Hier der Name, da die Adresse, da unten bitte unterschreiben – um in der neuen Wohnung fernsehen und telefonieren, die Heizung andrehen oder das Licht anknipsen zu können, muss man zunächst viele Formulare und Anträge ausfüllen.
Dabei sollte der Gang ins Einwohnermeldeamt zu den ersten Schritten eines Zugezogenen gehören.

Denn nach dem Meldegesetz für das Land Nordrhein-Westfalen ist es Pflicht, sich nach dem Umzug in eine neue Gemeinde innerhalb einer Woche anzumelden.
Bei längerer Überschreitung kann ein Bußgeld fällig werden.

Außerdem fühlt man sich doch erst als echter Dortmunder, Essener, Duisburger oder Bochumer, wenn es auch im Ausweis steht, oder?
Und das Anmelden ist schnell erledigt. Man braucht nur in eine beliebige Meldebehörde (Bürgeramt oder Bürgerbüro) seiner Stadt zu gehen.

Mitzubringen sind lediglich die Ausweis-Dokumente aller umziehenden Personen (Ausweis, Kinderausweis oder Geburtsurkunde) sowie ein vom Meldepflichtigen ausgefüllter und unterschriebener Anmeldevordruck, der meist auf der Homepage der Stadt zum Download bereitsteht. Die Anmeldung ist kostenfrei.

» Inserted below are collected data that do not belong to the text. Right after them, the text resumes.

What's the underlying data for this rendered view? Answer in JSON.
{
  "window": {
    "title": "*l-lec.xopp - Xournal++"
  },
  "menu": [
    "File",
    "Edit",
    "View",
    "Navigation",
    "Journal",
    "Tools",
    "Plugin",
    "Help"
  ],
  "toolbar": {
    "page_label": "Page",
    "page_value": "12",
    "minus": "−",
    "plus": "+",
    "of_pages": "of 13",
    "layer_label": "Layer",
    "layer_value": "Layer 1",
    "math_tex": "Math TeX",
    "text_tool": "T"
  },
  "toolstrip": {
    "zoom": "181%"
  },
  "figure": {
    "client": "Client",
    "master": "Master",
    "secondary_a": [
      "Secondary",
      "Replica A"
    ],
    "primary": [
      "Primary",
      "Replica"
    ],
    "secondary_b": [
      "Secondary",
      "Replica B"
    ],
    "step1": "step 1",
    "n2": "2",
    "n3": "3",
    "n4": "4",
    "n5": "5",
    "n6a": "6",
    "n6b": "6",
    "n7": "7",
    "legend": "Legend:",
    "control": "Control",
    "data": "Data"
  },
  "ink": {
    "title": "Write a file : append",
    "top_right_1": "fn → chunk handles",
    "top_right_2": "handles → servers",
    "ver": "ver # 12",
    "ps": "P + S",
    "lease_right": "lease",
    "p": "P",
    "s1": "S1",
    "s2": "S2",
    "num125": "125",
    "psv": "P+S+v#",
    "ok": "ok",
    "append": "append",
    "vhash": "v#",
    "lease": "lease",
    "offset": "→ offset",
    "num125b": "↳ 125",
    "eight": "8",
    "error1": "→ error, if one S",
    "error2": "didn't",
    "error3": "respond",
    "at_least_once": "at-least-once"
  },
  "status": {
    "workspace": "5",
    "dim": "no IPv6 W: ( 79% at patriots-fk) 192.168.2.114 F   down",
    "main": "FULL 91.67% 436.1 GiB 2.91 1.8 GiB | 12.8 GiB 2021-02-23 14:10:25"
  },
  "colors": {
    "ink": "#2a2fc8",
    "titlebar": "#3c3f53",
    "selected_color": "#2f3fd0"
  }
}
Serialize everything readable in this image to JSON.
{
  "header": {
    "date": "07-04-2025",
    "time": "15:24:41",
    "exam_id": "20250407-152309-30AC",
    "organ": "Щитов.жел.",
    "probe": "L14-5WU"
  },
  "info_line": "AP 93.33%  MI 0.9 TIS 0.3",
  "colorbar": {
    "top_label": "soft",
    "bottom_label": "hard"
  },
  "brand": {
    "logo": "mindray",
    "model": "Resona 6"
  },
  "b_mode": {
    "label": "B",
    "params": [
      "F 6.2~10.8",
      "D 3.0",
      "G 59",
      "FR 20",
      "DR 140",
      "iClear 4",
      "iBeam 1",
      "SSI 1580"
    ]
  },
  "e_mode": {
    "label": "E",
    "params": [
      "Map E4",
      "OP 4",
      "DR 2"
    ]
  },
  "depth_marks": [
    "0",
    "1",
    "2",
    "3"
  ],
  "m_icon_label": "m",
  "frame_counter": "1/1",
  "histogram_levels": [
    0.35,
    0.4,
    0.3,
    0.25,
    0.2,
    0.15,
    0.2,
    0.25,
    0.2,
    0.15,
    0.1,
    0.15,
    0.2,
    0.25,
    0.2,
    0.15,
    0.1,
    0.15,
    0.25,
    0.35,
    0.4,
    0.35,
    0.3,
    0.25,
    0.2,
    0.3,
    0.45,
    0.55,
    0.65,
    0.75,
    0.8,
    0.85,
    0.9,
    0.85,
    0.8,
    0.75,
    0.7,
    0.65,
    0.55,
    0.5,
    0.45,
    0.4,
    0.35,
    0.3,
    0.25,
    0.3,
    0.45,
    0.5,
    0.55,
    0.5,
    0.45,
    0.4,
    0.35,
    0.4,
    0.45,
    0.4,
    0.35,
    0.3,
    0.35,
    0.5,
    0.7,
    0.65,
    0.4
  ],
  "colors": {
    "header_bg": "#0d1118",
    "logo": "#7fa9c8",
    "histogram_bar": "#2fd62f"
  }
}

Nur bei Adressenänderungen im Kfz-Schein fallen Kosten von gut 10 Euro an.
Bei einem Umzug innerhalb Deutschlands muss man sich übrigens nicht bei der bisherigen Gemeinde abmelden, das übernimmt die Melde­behörde am neuen Wohnort.

Für Ausländer geht der Behördengang nach der Anmeldung noch ein paar Schritte weiter: Sie müssen sich von der Ausländerbehörde eine Aufenthaltserlaubnis ausstellen lassen – seit September 2011 in Form des elektronischen Aufenthaltstitels (eAT).

Die Freizügigkeitsbescheinigungen für Zugezogene aus Staaten der Europäischen Union (EU) und des Europäischen Wirtschaftsraums (EWR) oder der Schweiz erhält man ebenfalls bei der Ausländerbehörde oder gleich im Zuge der Anmeldung bei der zuständigen Melde­behörde.